Sunday, March 18, 2007

42/365 Do I Love You Because You’re Beautiful?

Do I love you because you’re beautiful?
Or are you beautiful because I love you?

As a child, I watched the 1965 Rodgers and Hammerstein musical Cinderella on TV every year. What a great team those guys were. But what really astounds me is that they could pose such a profound philosophical—possibly biological—question right in the middle of a story aimed at kids. In the middle of a fantasy, no less.

Do we love the one we sexualize? Or do we sexualize the one we love? Pheromones/genitalia or heart/mind: Who is really the leader here? Because I want to sleep with you, do I somehow decide that I love you? Or do I love you and eventually think, Hey! I could sleep with you too!

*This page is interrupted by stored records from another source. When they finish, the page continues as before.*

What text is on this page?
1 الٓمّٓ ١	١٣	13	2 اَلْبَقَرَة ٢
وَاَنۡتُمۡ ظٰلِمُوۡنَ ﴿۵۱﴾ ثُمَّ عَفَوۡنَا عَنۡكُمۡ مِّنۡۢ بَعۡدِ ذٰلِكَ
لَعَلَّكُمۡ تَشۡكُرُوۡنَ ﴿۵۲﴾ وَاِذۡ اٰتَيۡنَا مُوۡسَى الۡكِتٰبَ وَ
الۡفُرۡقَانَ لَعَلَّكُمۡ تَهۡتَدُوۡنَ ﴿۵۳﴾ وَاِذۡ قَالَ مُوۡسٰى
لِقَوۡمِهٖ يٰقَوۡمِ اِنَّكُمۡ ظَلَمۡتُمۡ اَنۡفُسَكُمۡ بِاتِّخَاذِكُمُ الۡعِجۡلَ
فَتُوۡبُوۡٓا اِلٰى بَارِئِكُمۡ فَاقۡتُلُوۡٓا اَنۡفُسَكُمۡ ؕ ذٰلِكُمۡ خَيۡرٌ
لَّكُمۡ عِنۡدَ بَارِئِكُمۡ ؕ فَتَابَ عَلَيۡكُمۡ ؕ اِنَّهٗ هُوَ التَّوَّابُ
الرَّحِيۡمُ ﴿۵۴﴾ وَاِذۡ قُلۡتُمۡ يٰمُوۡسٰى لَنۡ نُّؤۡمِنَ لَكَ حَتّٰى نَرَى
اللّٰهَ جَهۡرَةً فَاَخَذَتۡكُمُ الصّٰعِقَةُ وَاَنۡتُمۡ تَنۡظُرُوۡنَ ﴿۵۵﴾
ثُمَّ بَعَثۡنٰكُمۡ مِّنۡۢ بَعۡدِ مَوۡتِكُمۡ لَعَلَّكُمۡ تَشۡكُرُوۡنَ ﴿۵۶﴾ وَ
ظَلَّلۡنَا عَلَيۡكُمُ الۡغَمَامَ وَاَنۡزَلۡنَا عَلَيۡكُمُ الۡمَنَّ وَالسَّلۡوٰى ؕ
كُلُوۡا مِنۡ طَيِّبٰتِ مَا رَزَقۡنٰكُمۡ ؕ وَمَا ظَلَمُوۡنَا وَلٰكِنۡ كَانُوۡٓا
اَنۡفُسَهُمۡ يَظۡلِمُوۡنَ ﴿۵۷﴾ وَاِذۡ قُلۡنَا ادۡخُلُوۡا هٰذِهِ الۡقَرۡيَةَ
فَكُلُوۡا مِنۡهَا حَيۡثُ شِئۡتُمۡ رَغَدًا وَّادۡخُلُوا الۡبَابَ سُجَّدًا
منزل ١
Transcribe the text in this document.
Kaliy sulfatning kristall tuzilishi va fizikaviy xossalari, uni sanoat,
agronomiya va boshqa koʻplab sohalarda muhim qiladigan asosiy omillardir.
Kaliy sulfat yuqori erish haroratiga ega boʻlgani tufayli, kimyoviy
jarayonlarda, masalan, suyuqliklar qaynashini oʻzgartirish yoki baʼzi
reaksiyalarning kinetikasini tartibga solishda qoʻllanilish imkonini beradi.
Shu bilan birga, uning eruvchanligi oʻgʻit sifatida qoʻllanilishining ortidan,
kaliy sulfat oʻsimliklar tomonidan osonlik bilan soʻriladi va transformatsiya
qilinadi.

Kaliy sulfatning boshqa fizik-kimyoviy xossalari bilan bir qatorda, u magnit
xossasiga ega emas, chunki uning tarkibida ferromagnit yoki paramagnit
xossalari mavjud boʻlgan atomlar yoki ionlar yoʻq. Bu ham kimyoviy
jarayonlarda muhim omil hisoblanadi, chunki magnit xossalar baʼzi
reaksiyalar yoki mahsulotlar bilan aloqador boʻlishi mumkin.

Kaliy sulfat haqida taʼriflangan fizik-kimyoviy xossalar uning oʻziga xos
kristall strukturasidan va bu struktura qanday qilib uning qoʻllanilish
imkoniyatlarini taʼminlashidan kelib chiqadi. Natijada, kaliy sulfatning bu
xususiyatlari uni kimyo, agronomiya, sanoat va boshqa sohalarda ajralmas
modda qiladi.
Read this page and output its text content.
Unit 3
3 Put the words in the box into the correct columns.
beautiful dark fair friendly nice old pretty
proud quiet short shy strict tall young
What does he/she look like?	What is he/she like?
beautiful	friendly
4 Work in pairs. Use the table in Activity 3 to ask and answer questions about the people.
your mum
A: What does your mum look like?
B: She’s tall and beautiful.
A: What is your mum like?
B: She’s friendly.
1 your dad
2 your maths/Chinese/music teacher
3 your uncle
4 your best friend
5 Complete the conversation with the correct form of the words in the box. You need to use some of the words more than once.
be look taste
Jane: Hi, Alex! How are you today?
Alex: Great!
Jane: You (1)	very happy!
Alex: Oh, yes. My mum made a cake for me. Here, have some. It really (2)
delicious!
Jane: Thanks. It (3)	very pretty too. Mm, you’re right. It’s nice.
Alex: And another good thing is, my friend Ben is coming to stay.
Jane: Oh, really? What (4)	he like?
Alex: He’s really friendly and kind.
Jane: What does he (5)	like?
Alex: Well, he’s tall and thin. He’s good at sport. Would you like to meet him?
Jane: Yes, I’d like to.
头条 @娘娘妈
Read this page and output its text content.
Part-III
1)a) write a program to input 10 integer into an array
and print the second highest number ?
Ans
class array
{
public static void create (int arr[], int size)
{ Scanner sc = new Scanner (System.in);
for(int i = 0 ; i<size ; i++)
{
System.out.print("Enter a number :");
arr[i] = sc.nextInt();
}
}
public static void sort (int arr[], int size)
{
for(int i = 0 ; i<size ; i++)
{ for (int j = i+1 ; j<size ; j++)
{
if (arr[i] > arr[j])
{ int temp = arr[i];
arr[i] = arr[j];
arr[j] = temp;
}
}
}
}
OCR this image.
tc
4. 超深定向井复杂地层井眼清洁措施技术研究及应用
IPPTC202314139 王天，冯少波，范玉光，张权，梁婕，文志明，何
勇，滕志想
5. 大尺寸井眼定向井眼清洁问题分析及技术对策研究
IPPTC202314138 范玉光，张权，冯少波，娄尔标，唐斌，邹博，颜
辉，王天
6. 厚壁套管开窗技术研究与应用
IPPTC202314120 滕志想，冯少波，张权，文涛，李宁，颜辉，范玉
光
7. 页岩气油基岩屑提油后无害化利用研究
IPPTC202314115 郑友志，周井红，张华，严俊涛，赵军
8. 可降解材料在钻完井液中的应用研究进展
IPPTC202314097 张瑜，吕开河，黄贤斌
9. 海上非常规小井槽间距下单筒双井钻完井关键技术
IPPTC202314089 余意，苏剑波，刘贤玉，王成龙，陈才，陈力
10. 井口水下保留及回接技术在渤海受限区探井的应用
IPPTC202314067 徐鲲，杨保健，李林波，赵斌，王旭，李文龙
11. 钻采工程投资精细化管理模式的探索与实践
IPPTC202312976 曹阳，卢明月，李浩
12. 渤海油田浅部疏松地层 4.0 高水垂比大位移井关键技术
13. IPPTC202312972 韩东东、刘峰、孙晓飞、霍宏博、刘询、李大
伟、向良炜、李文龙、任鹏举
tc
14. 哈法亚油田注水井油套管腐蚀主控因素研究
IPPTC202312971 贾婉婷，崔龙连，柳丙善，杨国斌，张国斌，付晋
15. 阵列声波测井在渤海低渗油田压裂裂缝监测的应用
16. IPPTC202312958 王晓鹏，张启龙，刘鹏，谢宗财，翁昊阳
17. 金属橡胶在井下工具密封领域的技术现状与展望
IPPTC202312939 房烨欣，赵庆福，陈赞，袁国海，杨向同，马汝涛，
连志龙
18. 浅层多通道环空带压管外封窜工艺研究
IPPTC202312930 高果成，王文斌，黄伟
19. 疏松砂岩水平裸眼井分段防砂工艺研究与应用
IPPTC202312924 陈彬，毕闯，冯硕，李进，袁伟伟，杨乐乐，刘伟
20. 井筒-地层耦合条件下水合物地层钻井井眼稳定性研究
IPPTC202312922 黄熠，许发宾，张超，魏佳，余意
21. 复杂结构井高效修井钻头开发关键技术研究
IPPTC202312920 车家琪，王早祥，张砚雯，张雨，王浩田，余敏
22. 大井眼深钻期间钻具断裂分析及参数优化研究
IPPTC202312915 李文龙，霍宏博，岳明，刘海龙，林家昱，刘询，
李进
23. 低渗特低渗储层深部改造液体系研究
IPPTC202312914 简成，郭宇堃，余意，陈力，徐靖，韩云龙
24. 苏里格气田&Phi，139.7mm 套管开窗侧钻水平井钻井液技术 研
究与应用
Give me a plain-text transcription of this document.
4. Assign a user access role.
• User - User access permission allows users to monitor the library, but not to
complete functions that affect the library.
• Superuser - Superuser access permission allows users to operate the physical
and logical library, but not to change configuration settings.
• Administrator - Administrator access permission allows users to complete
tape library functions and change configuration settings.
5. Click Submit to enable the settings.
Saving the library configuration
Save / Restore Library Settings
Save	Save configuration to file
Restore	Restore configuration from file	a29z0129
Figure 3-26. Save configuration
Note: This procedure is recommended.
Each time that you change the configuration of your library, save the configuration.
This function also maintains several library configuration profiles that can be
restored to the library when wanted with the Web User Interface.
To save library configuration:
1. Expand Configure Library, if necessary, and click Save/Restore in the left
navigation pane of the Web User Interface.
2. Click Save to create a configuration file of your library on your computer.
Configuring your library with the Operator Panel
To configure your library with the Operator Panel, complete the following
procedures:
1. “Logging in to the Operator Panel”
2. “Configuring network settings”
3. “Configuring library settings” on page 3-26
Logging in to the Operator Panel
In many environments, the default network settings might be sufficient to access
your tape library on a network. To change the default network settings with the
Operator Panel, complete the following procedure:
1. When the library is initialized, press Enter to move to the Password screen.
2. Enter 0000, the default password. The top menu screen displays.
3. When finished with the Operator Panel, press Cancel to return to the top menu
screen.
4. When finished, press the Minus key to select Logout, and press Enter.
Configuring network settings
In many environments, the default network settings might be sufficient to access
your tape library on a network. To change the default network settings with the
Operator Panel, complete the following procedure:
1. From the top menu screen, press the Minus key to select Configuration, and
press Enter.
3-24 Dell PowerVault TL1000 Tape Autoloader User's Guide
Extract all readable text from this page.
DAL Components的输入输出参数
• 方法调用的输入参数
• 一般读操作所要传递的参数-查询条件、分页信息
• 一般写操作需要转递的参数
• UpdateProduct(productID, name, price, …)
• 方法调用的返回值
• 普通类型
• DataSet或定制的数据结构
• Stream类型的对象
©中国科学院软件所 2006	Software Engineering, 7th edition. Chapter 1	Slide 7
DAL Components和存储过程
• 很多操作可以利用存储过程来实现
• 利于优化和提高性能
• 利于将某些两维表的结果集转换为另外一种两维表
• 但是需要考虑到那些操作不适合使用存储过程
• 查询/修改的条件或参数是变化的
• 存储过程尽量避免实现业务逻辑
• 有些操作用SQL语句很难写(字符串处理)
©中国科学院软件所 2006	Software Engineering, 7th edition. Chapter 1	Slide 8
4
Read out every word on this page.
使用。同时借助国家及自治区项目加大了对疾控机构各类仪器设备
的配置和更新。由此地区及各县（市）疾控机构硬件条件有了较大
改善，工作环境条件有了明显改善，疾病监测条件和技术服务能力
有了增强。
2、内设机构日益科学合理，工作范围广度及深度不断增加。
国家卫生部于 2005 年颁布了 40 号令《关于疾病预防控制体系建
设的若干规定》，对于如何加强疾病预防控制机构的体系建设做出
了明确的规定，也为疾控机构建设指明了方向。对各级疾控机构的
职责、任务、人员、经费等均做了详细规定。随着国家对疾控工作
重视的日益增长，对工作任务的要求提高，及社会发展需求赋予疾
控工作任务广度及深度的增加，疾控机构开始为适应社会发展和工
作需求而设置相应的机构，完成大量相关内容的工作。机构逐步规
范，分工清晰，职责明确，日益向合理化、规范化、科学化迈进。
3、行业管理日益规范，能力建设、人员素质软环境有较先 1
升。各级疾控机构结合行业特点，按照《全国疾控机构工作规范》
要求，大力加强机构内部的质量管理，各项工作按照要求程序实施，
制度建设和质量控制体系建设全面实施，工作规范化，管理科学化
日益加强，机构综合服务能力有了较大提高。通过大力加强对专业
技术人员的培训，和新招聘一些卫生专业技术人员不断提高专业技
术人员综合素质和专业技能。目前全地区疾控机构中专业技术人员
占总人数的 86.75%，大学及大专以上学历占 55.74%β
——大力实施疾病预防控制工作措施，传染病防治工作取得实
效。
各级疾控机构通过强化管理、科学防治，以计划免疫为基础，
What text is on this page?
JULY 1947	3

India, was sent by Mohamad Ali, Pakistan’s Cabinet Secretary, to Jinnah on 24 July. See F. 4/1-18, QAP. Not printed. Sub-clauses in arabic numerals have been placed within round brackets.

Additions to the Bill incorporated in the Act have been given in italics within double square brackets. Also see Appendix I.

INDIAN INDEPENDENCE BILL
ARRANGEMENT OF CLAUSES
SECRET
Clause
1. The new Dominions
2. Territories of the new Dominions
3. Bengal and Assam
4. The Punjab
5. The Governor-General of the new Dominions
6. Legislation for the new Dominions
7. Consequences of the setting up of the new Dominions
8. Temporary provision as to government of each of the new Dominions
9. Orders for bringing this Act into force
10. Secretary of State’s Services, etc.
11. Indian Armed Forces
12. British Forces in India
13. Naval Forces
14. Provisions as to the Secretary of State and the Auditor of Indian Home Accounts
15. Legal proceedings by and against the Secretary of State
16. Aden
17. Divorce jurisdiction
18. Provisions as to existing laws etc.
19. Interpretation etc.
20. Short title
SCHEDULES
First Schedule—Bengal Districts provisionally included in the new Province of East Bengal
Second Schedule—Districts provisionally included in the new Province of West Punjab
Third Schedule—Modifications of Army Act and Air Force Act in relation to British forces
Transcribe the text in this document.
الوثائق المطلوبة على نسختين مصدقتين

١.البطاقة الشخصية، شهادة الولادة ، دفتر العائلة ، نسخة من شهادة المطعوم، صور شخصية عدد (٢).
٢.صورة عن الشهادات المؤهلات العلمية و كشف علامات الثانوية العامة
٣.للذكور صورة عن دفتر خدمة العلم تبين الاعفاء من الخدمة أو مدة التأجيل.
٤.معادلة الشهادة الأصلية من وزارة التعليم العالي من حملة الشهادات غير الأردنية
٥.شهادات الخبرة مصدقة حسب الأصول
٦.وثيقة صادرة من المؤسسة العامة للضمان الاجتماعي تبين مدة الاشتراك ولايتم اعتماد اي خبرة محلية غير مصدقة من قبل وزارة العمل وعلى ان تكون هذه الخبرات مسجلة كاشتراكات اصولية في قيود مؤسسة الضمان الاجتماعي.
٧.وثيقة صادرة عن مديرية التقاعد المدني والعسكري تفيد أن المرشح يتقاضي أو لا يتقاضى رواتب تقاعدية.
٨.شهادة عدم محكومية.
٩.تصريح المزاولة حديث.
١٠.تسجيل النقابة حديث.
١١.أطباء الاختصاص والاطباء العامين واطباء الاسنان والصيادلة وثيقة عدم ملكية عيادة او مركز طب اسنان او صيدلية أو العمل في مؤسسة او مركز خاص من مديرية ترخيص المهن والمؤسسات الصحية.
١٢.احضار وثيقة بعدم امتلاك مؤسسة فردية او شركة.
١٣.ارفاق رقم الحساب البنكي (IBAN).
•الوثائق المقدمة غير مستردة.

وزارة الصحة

What a fabulous idea!

It’s amazing to me that Cinderella and the prince actually took time out to ponder this.

3 comments:

Otter said...

It is Sunday morning. I'm sipping coffee,I click on your blog and then BOOM.
I'm hit with such a profound philosophical—possibly biological—question/post right in the middle of a lazy Sunday morning.
You just woke up my brain and I'm still in my jammies.

Helen said...

Oh, this is such a great post. I never thought of Cinderella and the Prince contemplating anything other than the fit of her glass slipper and their life happily ever afterwards (or was that a different fairy tale?).

Sewa Yoleme said...

I love the song, but I love the musical even more. I loved Lesley Ann Warren as Cinderella, I loved Pat Carroll as one of the ugly stepsisters, Walter Pidgeon and Ginger Rogers as King and Queen, Celeste Holm as the fairy godmother....And then I discovered the original 1957 version with Julie Andrews as Cindy, Kaye Ballard and Alice Ghostley as the stepsisters, and as the fairy godmother, Edie Adams, back when she was still Edith Adams. For me, the Rogers and Hammerstein Cinderella was as much about Hollywood star power as it was about the music, though the latter was altogether lovely. The Music Man was the first musical that I memorized completely as a child or adolescent; R&H's Cinderella was the second.